My Papa Duke is a source of unconventional wisdom and silly retorts. His balance of tongue-in-cheek comments and knowledge kept me hopping my whole life. He’s a southern man, so yes, things like “fixin’ too” were common phrases. Statements about southern belles being “real ding-a-lings” and “it only takes a dollar more to go first class” far overshadowed any common southern slang. While scrolling through my Facebook feed another of his statements came to mind. He would ask, “Do you know what an expert is?” You would then make an attempt to answer and he would tell you, “An expert is a drip under pressure”.
Throughout my feed are “free webinars” from this expert or that expert. Most of the blogs I come across someone is presenting themselves as an expert. Yes, these people are knowledgeable and educated, but seriously – most of what is being distributed on the web from “experts” is common sense. Common sense wrapped as a gift with a hidden price tag somewhere.
I’ve read multiple guides to make blogging successful and all of them talk about presenting yourself as an expert. Seriously, the only thing I am an expert at is me. I don’t just mean figuring myself out, but my experiences. What many experts will not tell you is that experiences and personal priorities and drive are key factors in being successful. Depending on your field you could be an expert today and obsolete in 6 months. Criminal intelligence cycles quickly, especially in gang intelligence. When my husband and I dealt with gang activity associated with our jobs were subject matter experts in a very specific and narrow area of gang intelligence. If you set me in the middle of LA or New York…I could help identify gang members but I would quickly have gone from expert to novice. I am an expert in what works for me with my essential oils…I am clueless as to what works for you. I know I will NOT do cardio 3-5 days a week on a treadmill, stationary bike or elliptical. That does not work for me…it might for you. Being an expert relates to environment, information and if the tools you market can be utilized.
I could complete a SWOT Analysis for any job, paid or volunteer, I have engaged in; however, outside my current job these analysis would be obsolete. (SWOT analysis is an analysis of strengths, weakness, opportunities and threats) The information and knowledge I obtained and cultivated are no longer timely or relevant in relation to gang intelligence.
Stop Dripping, Let Your Gifts Flow
Instead of going backwards, I am turning some of those expensive lessons on process and project management toward my personal life, career pursuits and starting to evaluate some of the teams I work on at church through this lens. I do not claim to be an expert, but I have extensive knowledge that can improve circumstances around me. I can cultivate improvements in my life and in the lives of those around me. I am utilizing these tools of improvement to access various career opportunities as they present themselves.

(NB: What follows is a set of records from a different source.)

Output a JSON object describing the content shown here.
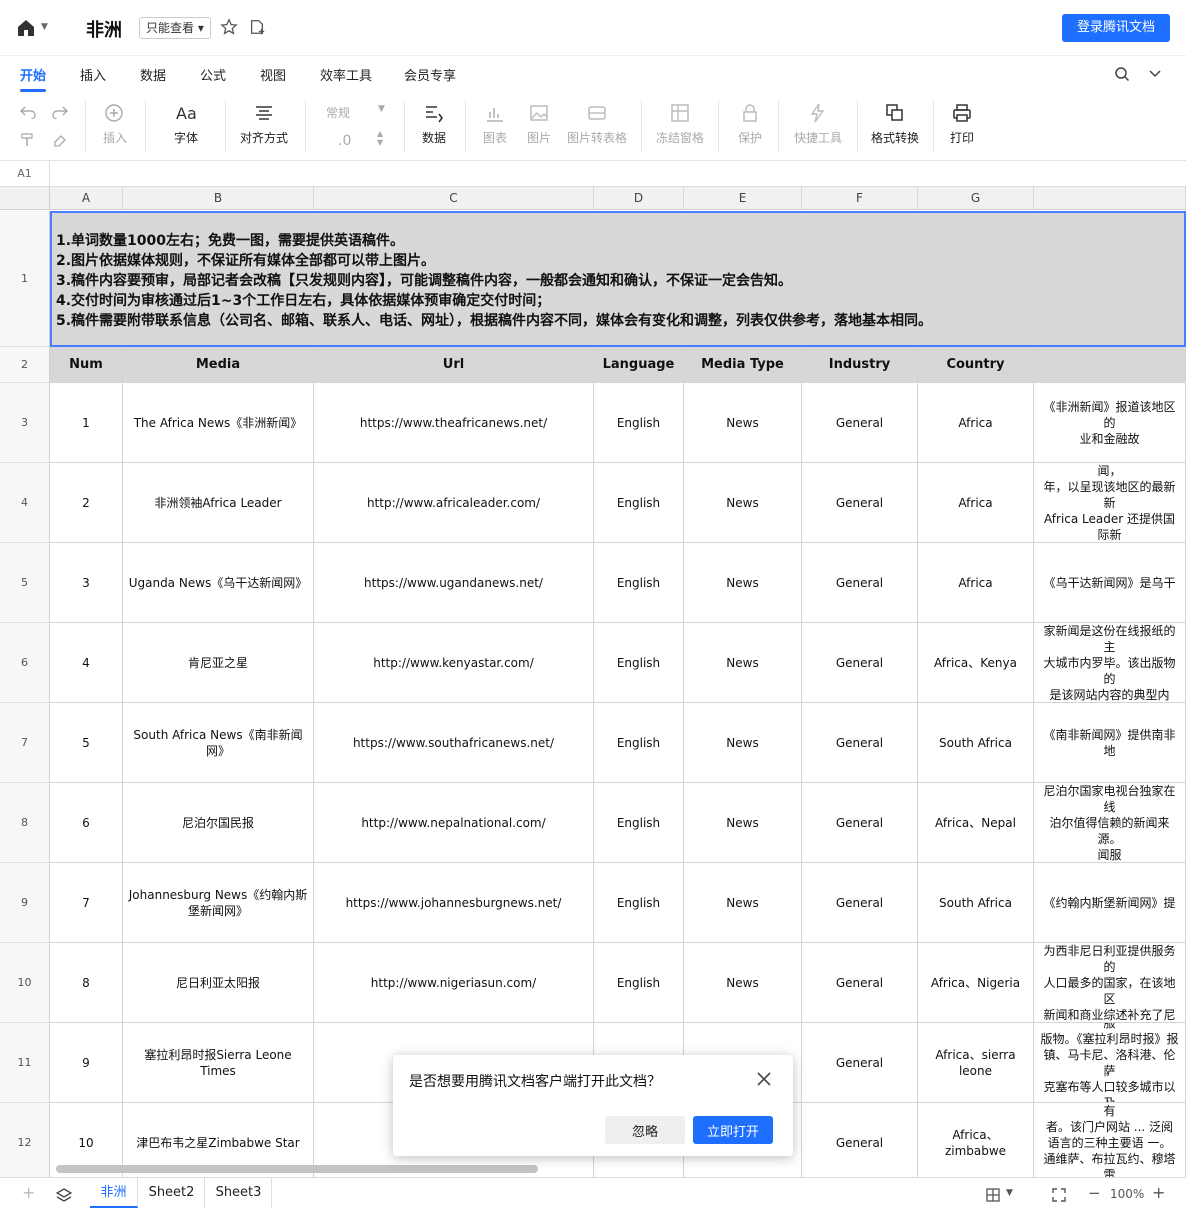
{
  "titlebar": {
    "doc_title": "非洲",
    "mode": "只能查看 ▾",
    "login": "登录腾讯文档"
  },
  "menu": {
    "tabs": [
      "开始",
      "插入",
      "数据",
      "公式",
      "视图",
      "效率工具",
      "会员专享"
    ]
  },
  "toolbar": {
    "insert": "插入",
    "font": "字体",
    "align": "对齐方式",
    "format_value": "常规",
    "decimal": ".0",
    "data": "数据",
    "chart": "图表",
    "image": "图片",
    "image_to_table": "图片转表格",
    "freeze": "冻结窗格",
    "protect": "保护",
    "quick_tools": "快捷工具",
    "format_convert": "格式转换",
    "print": "打印"
  },
  "formula_bar": {
    "cell_ref": "A1"
  },
  "columns": [
    "A",
    "B",
    "C",
    "D",
    "E",
    "F",
    "G"
  ],
  "notes": [
    "1.单词数量1000左右；免费一图，需要提供英语稿件。",
    "2.图片依据媒体规则，不保证所有媒体全部都可以带上图片。",
    "3.稿件内容要预审，局部记者会改稿【只发规则内容】，可能调整稿件内容，一般都会通知和确认，不保证一定会告知。",
    "4.交付时间为审核通过后1~3个工作日左右，具体依据媒体预审确定交付时间；",
    "5.稿件需要附带联系信息（公司名、邮箱、联系人、电话、网址），根据稿件内容不同，媒体会有变化和调整，列表仅供参考，落地基本相同。"
  ],
  "headers": [
    "Num",
    "Media",
    "Url",
    "Language",
    "Media Type",
    "Industry",
    "Country"
  ],
  "rows": [
    {
      "row": "3",
      "num": "1",
      "media": "The Africa News《非洲新闻》",
      "url": "https://www.theafricanews.net/",
      "lang": "English",
      "type": "News",
      "industry": "General",
      "country": "Africa",
      "desc": "《非洲新闻》报道该地区的\n业和金融故"
    },
    {
      "row": "4",
      "num": "2",
      "media": "非洲领袖Africa Leader",
      "url": "http://www.africaleader.com/",
      "lang": "English",
      "type": "News",
      "industry": "General",
      "country": "Africa",
      "desc": "来自非洲大陆各地的新闻，\n年，以呈现该地区的最新新\nAfrica Leader 还提供国际新\n中非"
    },
    {
      "row": "5",
      "num": "3",
      "media": "Uganda News《乌干达新闻网》",
      "url": "https://www.ugandanews.net/",
      "lang": "English",
      "type": "News",
      "industry": "General",
      "country": "Africa",
      "desc": "《乌干达新闻网》是乌干"
    },
    {
      "row": "6",
      "num": "4",
      "media": "肯尼亚之星",
      "url": "http://www.kenyastar.com/",
      "lang": "English",
      "type": "News",
      "industry": "General",
      "country": "Africa、Kenya",
      "desc": "面向非洲东南部非洲大湖地\n家新闻是这份在线报纸的主\n大城市内罗毕。该出版物的\n是该网站内容的典型内容。\n新闻，以及有关"
    },
    {
      "row": "7",
      "num": "5",
      "media": "South Africa News《南非新闻网》",
      "url": "https://www.southafricanews.net/",
      "lang": "English",
      "type": "News",
      "industry": "General",
      "country": "South Africa",
      "desc": "《南非新闻网》提供南非地"
    },
    {
      "row": "8",
      "num": "6",
      "media": "尼泊尔国民报",
      "url": "http://www.nepalnational.com/",
      "lang": "English",
      "type": "News",
      "industry": "General",
      "country": "Africa、Nepal",
      "desc": "尼泊尔国家电视台独家在线\n泊尔值得信赖的新闻来源。\n闻服"
    },
    {
      "row": "9",
      "num": "7",
      "media": "Johannesburg News《约翰内斯堡新闻网》",
      "url": "https://www.johannesburgnews.net/",
      "lang": "English",
      "type": "News",
      "industry": "General",
      "country": "South Africa",
      "desc": "《约翰内斯堡新闻网》提"
    },
    {
      "row": "10",
      "num": "8",
      "media": "尼日利亚太阳报",
      "url": "http://www.nigeriasun.com/",
      "lang": "English",
      "type": "News",
      "industry": "General",
      "country": "Africa、Nigeria",
      "desc": "尼日利亚太阳报 (Nigeria Su\n为西非尼日利亚提供服务的\n人口最多的国家，在该地区\n新闻和商业综述补充了尼日\n各斯、卡诺、伊巴"
    },
    {
      "row": "11",
      "num": "9",
      "media": "塞拉利昂时报Sierra Leone Times",
      "url": "http://",
      "lang": "",
      "type": "",
      "industry": "General",
      "country": "Africa、sierra leone",
      "desc": "塞拉利昂第一个在线新闻服\n版物。《塞拉利昂时报》报\n镇、马卡尼、洛科港、伦萨\n克塞布等人口较多城市以及\n家"
    },
    {
      "row": "12",
      "num": "10",
      "media": "津巴布韦之星Zimbabwe Star",
      "url": "http:",
      "lang": "",
      "type": "",
      "industry": "General",
      "country": "Africa、zimbabwe",
      "desc": "《津巴布韦之星》一直是有\n者。该门户网站 ... 泛阅\n语言的三种主要语 一。\n通维萨、布拉瓦约、穆塔雷\n哈拉雷等大"
    }
  ],
  "dialog": {
    "message": "是否想要用腾讯文档客户端打开此文档？",
    "ignore": "忽略",
    "open": "立即打开"
  },
  "sheets": [
    "非洲",
    "Sheet2",
    "Sheet3"
  ],
  "zoom": "100%",
  "colors": {
    "accent": "#1e6fff",
    "header_fill": "#d7d7d7"
  }
}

I am not a drip under pressure. I am a life long learner that wants to cultivate improvement. Improving processes is simply put as being a good steward. 1 Peter 4:10 states, “Each of you should use whatever gift you have received to serve others, as faithful stewards of God’s grace in its various forms.” I do not have to be a professionally certified anything to utilize the knowledge and gifts I have to serve others. That service can be to my church, my career or my family. I have an obligation to share the things I know, otherwise, what was the point in learning the lesson in the first place.
After all, I do not want to be just another ding-a-ling…err Southern Belle, ya’ll.